As late as January 1971, Real Men was still sporting a full-sized cover painting, rather than a detail of a recycled cover painting in danger of being crowded out by story headlines, or even a photographic cover, both of which styles were increasingly being favoured by its rivals.  The mix of content is also pretty traditional for a man's magazine, albeit with even more outrageous titles than usual.  'Red-baiting' is now combined with sex in 'Wanted! One Naked Spy to Sleep Withe the Commie Murder King of Guatemala!'.  In fact, this issue seems to have sex on the brain: 'For Rent!
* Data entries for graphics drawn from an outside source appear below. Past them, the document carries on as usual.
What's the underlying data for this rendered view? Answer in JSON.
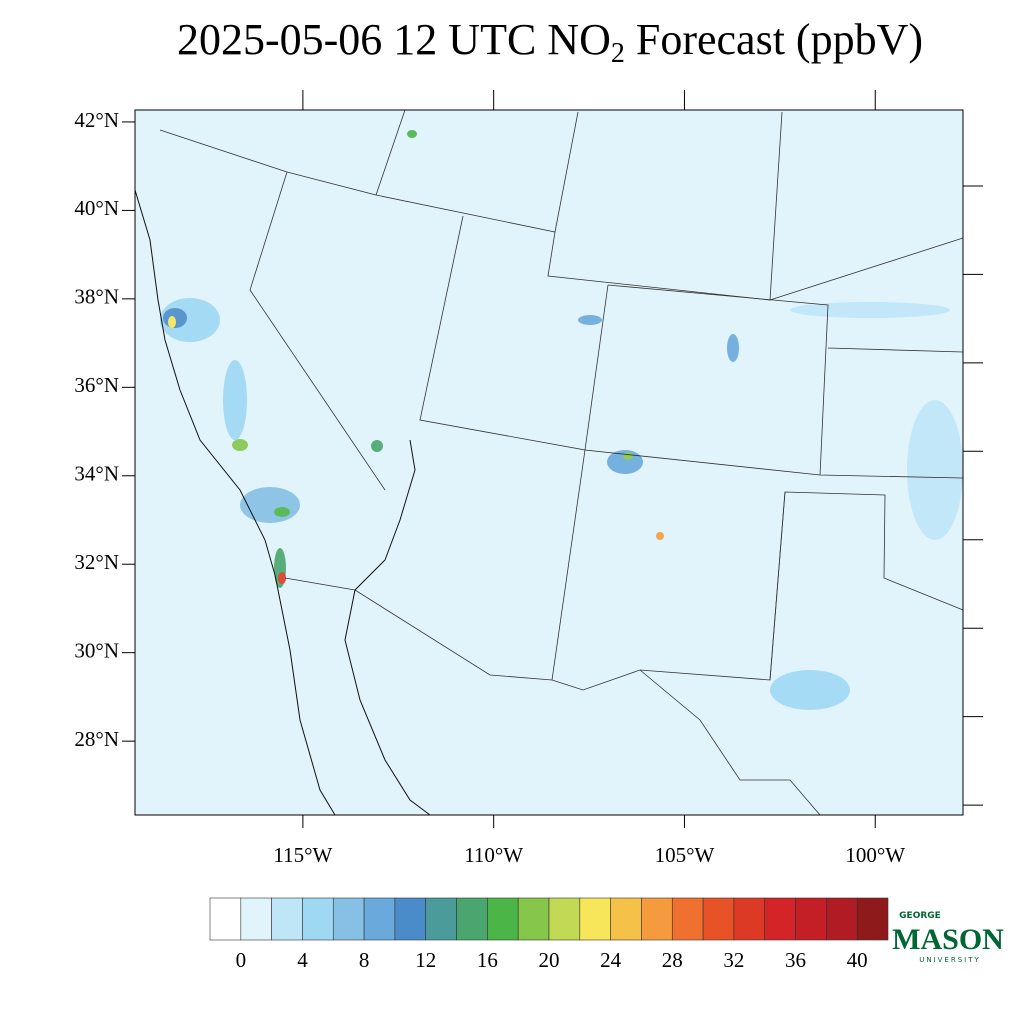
{
  "title": {
    "before": "2025-05-06 12 UTC NO",
    "subscript": "2",
    "after": " Forecast (ppbV)"
  },
  "map": {
    "ylim": [
      26.33,
      42.27
    ],
    "yticks": [
      {
        "value": 28,
        "label": "28°N"
      },
      {
        "value": 30,
        "label": "30°N"
      },
      {
        "value": 32,
        "label": "32°N"
      },
      {
        "value": 34,
        "label": "34°N"
      },
      {
        "value": 36,
        "label": "36°N"
      },
      {
        "value": 38,
        "label": "38°N"
      },
      {
        "value": 40,
        "label": "40°N"
      },
      {
        "value": 42,
        "label": "42°N"
      }
    ],
    "xlim": [
      -119.4,
      -97.7
    ],
    "xticks": [
      {
        "value": -115,
        "label": "115°W"
      },
      {
        "value": -110,
        "label": "110°W"
      },
      {
        "value": -105,
        "label": "105°W"
      },
      {
        "value": -100,
        "label": "100°W"
      }
    ]
  },
  "colorbar": {
    "colors": [
      "#ffffff",
      "#e1f3fb",
      "#bfe6f7",
      "#9ed8f3",
      "#86c0e4",
      "#6aa9dc",
      "#4a8cc9",
      "#4a9b9a",
      "#4aa66e",
      "#4bb548",
      "#86c64b",
      "#c2d955",
      "#f8e65a",
      "#f6c148",
      "#f59b3d",
      "#f0712f",
      "#e85227",
      "#dd3a26",
      "#d42428",
      "#c41e27",
      "#b01b24",
      "#8f1a1c"
    ],
    "ticks": [
      0,
      4,
      8,
      12,
      16,
      20,
      24,
      28,
      32,
      36,
      40
    ]
  },
  "logo": {
    "top": "GEORGE",
    "main": "MASON",
    "bottom": "UNIVERSITY"
  }
}
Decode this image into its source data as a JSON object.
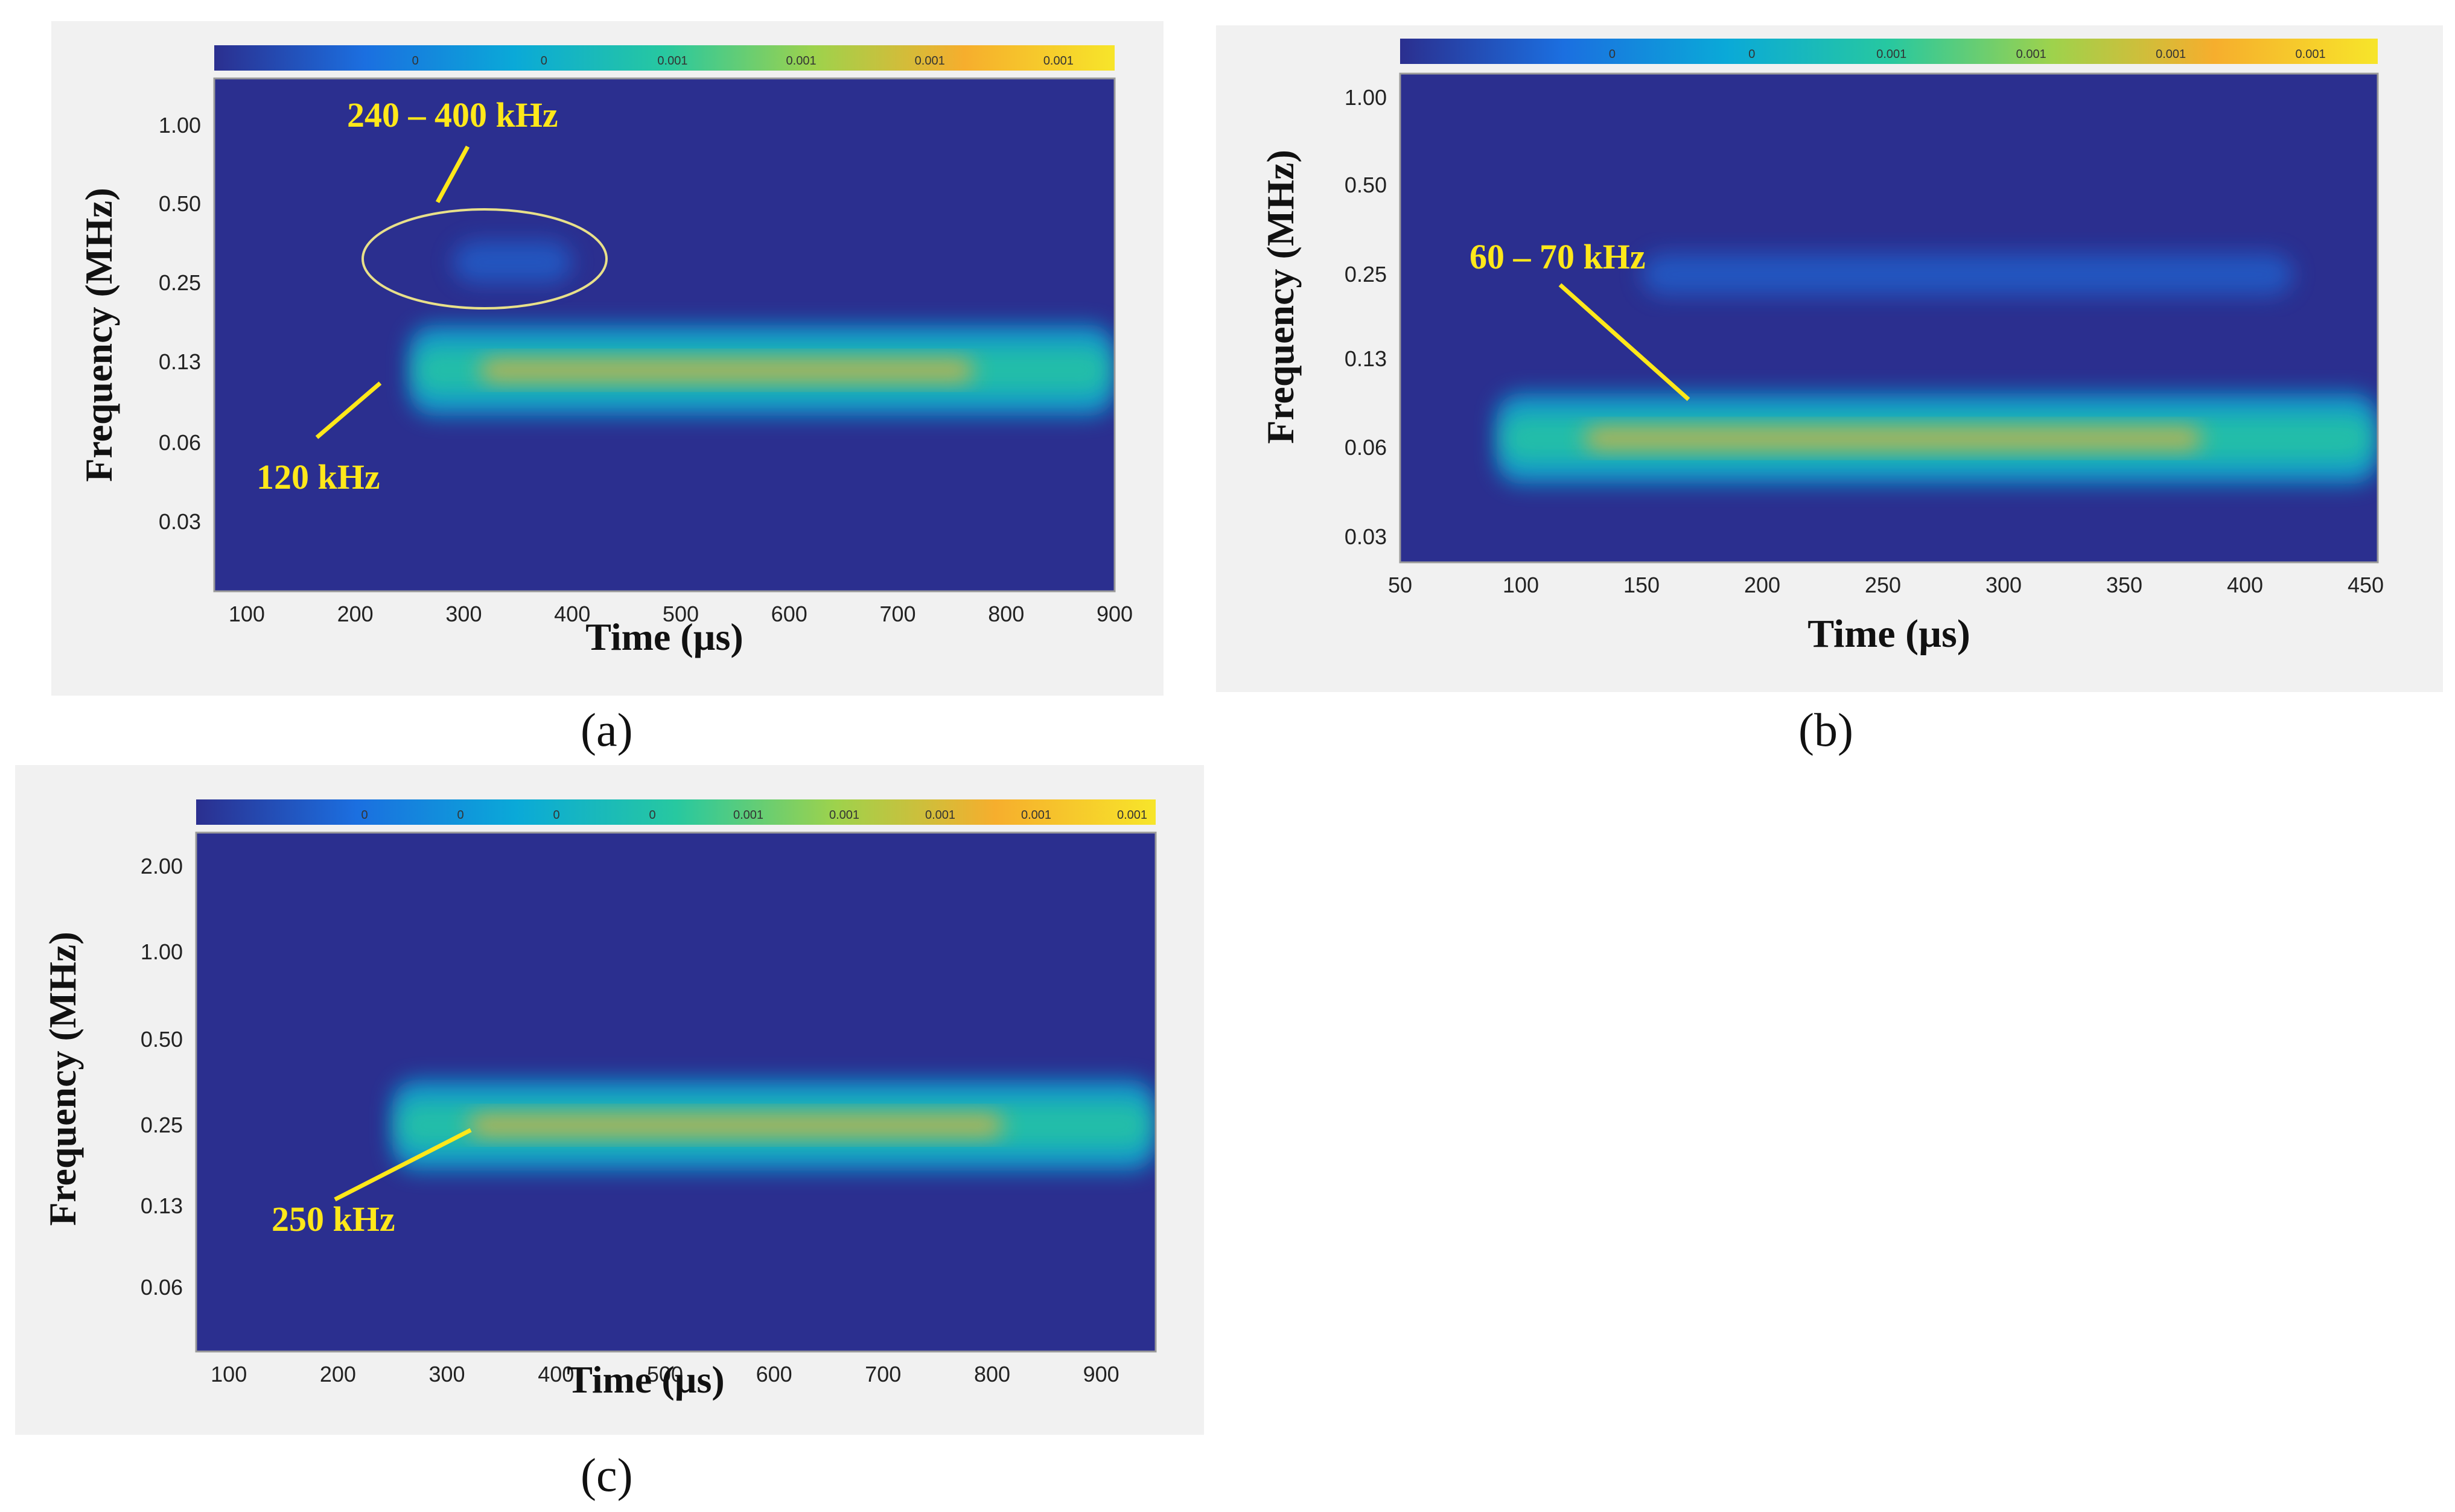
{
  "chart_data": [
    {
      "panel": "(a)",
      "type": "heatmap",
      "title": "",
      "xlabel": "Time (µs)",
      "ylabel": "Frequency (MHz)",
      "xlim": [
        70,
        900
      ],
      "x_ticks": [
        "100",
        "200",
        "300",
        "400",
        "500",
        "600",
        "700",
        "800",
        "900"
      ],
      "y_ticks": [
        "1.00",
        "0.50",
        "0.25",
        "0.13",
        "0.06",
        "0.03"
      ],
      "colorbar_ticks": [
        "0",
        "0",
        "0.001",
        "0.001",
        "0.001",
        "0.001"
      ],
      "bands": [
        {
          "label": "120 kHz",
          "t_start": 250,
          "t_end": 900,
          "freq_mhz": 0.12,
          "intensity": "high"
        },
        {
          "label": "240 – 400 kHz",
          "t_start": 290,
          "t_end": 400,
          "freq_mhz": 0.3,
          "intensity": "low"
        }
      ],
      "annotations": [
        {
          "text": "240 – 400 kHz",
          "time": 300,
          "freq_mhz": 0.35,
          "encircled": true
        },
        {
          "text": "120 kHz",
          "time": 255,
          "freq_mhz": 0.12
        }
      ]
    },
    {
      "panel": "(b)",
      "type": "heatmap",
      "title": "",
      "xlabel": "Time (µs)",
      "ylabel": "Frequency (MHz)",
      "xlim": [
        50,
        455
      ],
      "x_ticks": [
        "50",
        "100",
        "150",
        "200",
        "250",
        "300",
        "350",
        "400",
        "450"
      ],
      "y_ticks": [
        "1.00",
        "0.50",
        "0.25",
        "0.13",
        "0.06",
        "0.03"
      ],
      "colorbar_ticks": [
        "0",
        "0",
        "0.001",
        "0.001",
        "0.001",
        "0.001"
      ],
      "bands": [
        {
          "label": "60 – 70 kHz",
          "t_start": 90,
          "t_end": 455,
          "freq_mhz": 0.065,
          "intensity": "high"
        },
        {
          "label": "",
          "t_start": 150,
          "t_end": 420,
          "freq_mhz": 0.25,
          "intensity": "low"
        }
      ],
      "annotations": [
        {
          "text": "60 – 70 kHz",
          "time": 185,
          "freq_mhz": 0.07
        }
      ]
    },
    {
      "panel": "(c)",
      "type": "heatmap",
      "title": "",
      "xlabel": "Time (µs)",
      "ylabel": "Frequency (MHz)",
      "xlim": [
        70,
        950
      ],
      "x_ticks": [
        "100",
        "200",
        "300",
        "400",
        "500",
        "600",
        "700",
        "800",
        "900"
      ],
      "y_ticks": [
        "2.00",
        "1.00",
        "0.50",
        "0.25",
        "0.13",
        "0.06"
      ],
      "colorbar_ticks": [
        "0",
        "0",
        "0",
        "0",
        "0.001",
        "0.001",
        "0.001",
        "0.001",
        "0.001"
      ],
      "bands": [
        {
          "label": "250 kHz",
          "t_start": 250,
          "t_end": 950,
          "freq_mhz": 0.25,
          "intensity": "high"
        }
      ],
      "annotations": [
        {
          "text": "250 kHz",
          "time": 305,
          "freq_mhz": 0.25
        }
      ]
    }
  ],
  "colors": {
    "background": "#2b2f8f",
    "colormap": [
      "#2b2f8f",
      "#1b6fe0",
      "#0aa9d8",
      "#27c8a0",
      "#9ed24c",
      "#f6ae2d",
      "#f7e52a"
    ],
    "annotation": "#ffe81a",
    "ellipse": "#e8e08a"
  }
}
An Island - Complete With Your Own Harem!' is another popular adolescent fantasy dramatised for those with weak imaginations.  Likewise 'Snowed In - The Only Man With 100 Eskimo Nymphomaniacs' - whilst I don't want to impugn Eskimo women, I have to say that from the ones I've seen, they're a pretty specialised fetish, so I'm not entirely sure who the target audience for this particular story would be.  Guys who like fish and seal fur underwear, presumably.  

Best of all is the headline proclaiming 'Organised Vice Has Taken Over the Nudist Camps!'.  Bearing in mind that, in the UK at least, nudists tend to be saggy middle aged, middle class, exhibitionists, it is hard to imagine any kind of crime ring 'muscling in' on their action.  The title conjures up visions of protection rackets, with duded in dark fedoras and nothing else extorting money from unwary would be nudists and forcibly dressing them if they don't pay up.  I'm going to assume that it is all connected to the 'Nudist Blackmail Rings' reported on in another man's magazine of the era and works on the basis that people who go to nudist camps are actually ashamed of their activities and the threat of photos of them playing tennis in the buff being sent to their employers would be enough to get them to pay up.  As already noted, though, the majority of naturists are exhibitionists who can't wait to tell you about their activities, (and show you their holiday snaps), whether you want to know or not.  But let's not forget the question 'How Good is Your Sex Life?', for which the magazine promises a simple self test.  Presumably this consists of asking yourself if you are currently having sexual relations with a real live woman, or whether you are masturbating while reading this test.  The former means your sex life is great, the latter that it is non-existent.  I suspect that most readers fell into the latter category.